“Complimentary main course for every reader” said a voucher in an ad in the the Lytham St Anne’s Express for the imaginatively named Hastings Eating and Drinking House. But unexpected limitations caused voucher-wielding punters to complain to the ASA. Omar Bucchioni doesn’t review the menu.
Topic: Promotion marketing
Who: ASA, Johnston Press plc t/a Lytham St Anne’s Express and Hastings Eating and Drinking House
When: June 2010
Where: Lytham St Annes – UK
Law stated as at: 28 June 2010
Recently the Advertising Standards Authority (ASA) investigated a regional press ad promotion following a complaint.
The ad promotion featured a voucher for free meals at a local restaurant. The ad was headlined “Come and help Hastings Eating & Drinking House Celebrate! Complimentary main course for every reader”.

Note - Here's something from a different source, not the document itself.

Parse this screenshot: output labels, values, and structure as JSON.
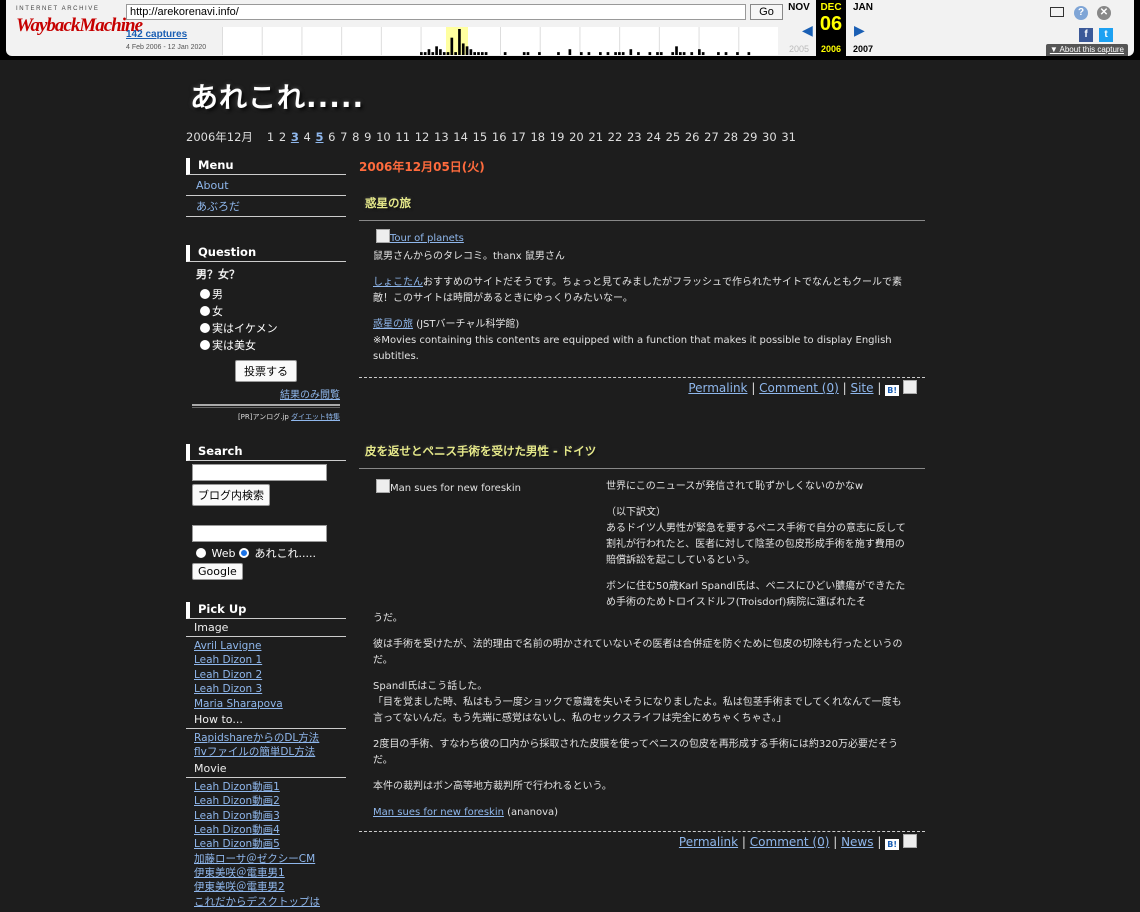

The text stated “[…] The Hastings have invited Lytham St Annes Express readers to come along and sample their cuisine and receive this extra special offer – a complimentary main course for every reader”. Small print stated “This offer applies Tuesday – Thursday to the a la Carte menu ONLY and diners must order a minimum of two courses each. The offer is valid until the end of February. Diners must take completed coupon to receive the offer”. The voucher itself stated “Complimentary Main Course! To take advantage of this offer please take this along to The Hastings when you have your meal. No photocopies accepted. No cash alternative”.
The complainant was in a party of six and the group ordered two starters, six main courses and six desserts. When they presented six vouchers, expecting to receive six complimentary main courses, they were told the offer was for each party of two and the cheaper of the main courses would be free. They were also told that desserts were not part of the la carte menu, which meant the group of six could use only two vouchers.
The complainant raised the point that the claim “FOR EVERY READER” was misleading as it implied that each voucher holder was entitled to a complimentary main course.
Johnston Press and Hastings given different versions of events; each said the other was to blame for the terms of the offer being published incorrectly.
What Johnston Press had to say
Johnston Press blamed a public relations (PR) company which acted on behalf of Hastings Eating & Drinking House. They said that they sent a proof of the ad to the PR company and the wording was changed on three occasions before final copy approval was given and the ad was published.
What the PR company, on behalf of Hastings Eating & Drinking House had to say
The PR company stated that the published offer should have advertised one free main course (the cheapest) when two people both ordered a starter and a main course from the la carte menu. A free main course was not available if desserts were ordered.
Because of the deadline they were working towards and also an IT breakdown which interrupted further communications with Johnson Press, they were forced to approve the ad without having seen a final version. They said the original copy they submitted to the newspaper referred to a “complimentary main course” and did not state “for every reader”; that phrase was allegedly erroneously added by Johnston Press.
They admitted that the ad should have made clear that the offer applied to starters and main courses only, although they had not requested that condition to be added to the copy. Since desserts were not part of the la carte menu (and hence not part of the offer), the party could only use two vouchers since they had ordered only two starters from the la carte menu to accompany their six main courses.
What the ASA had to say
The ASA considered the offer and what readers could infer from the ad.
Since the ad stated generically that every voucher holder was entitled to a complimentary main course when they ordered two courses, readers could have interpreted that the two courses were either a starter and a main course or a dessert and a main course. The intended offer was one complimentary main course per couple when both people ordered a starter and a main course from the la carte menu.
Because the ad had incorrectly stated the terms of the offer, and the offer as published had not been honoured, the ASA concluded that the ad was misleading and breached the Code (CAP Code clauses 7.1 and 7.2 – Truthfulness).
By way of a quick note, the two clauses state:
“7.1 No marketing communication should mislead, or be likely to mislead, by inaccuracy, ambiguity, exaggeration, omission or otherwise.
7.2 Marketing communications must not omit, hide or provide in an unclear, unintelligible, ambiguous or untimely manner material information if that omission or presentation is likely to affect consumers’ decisions about whether and how to buy the advertised product, unless the information is obvious from the context. […]”
Why this matters:
Once again the ASA is showing that not only national press can go under its scrutiny but regional and local press too. Traders, publishers and advertisers should pay particular attention to clarifying all material limitations on a promotion. On this occasion, Johnston Press and Hastings were told to ensure that the terms and conditions of offers were published accurately in future, to avoid misleading readers. Often the adverse publicity which follows from an ASA adverse adjudication is the major impact for companies found in breach of relevant sections of the Code.
The case is reported on the ASA website.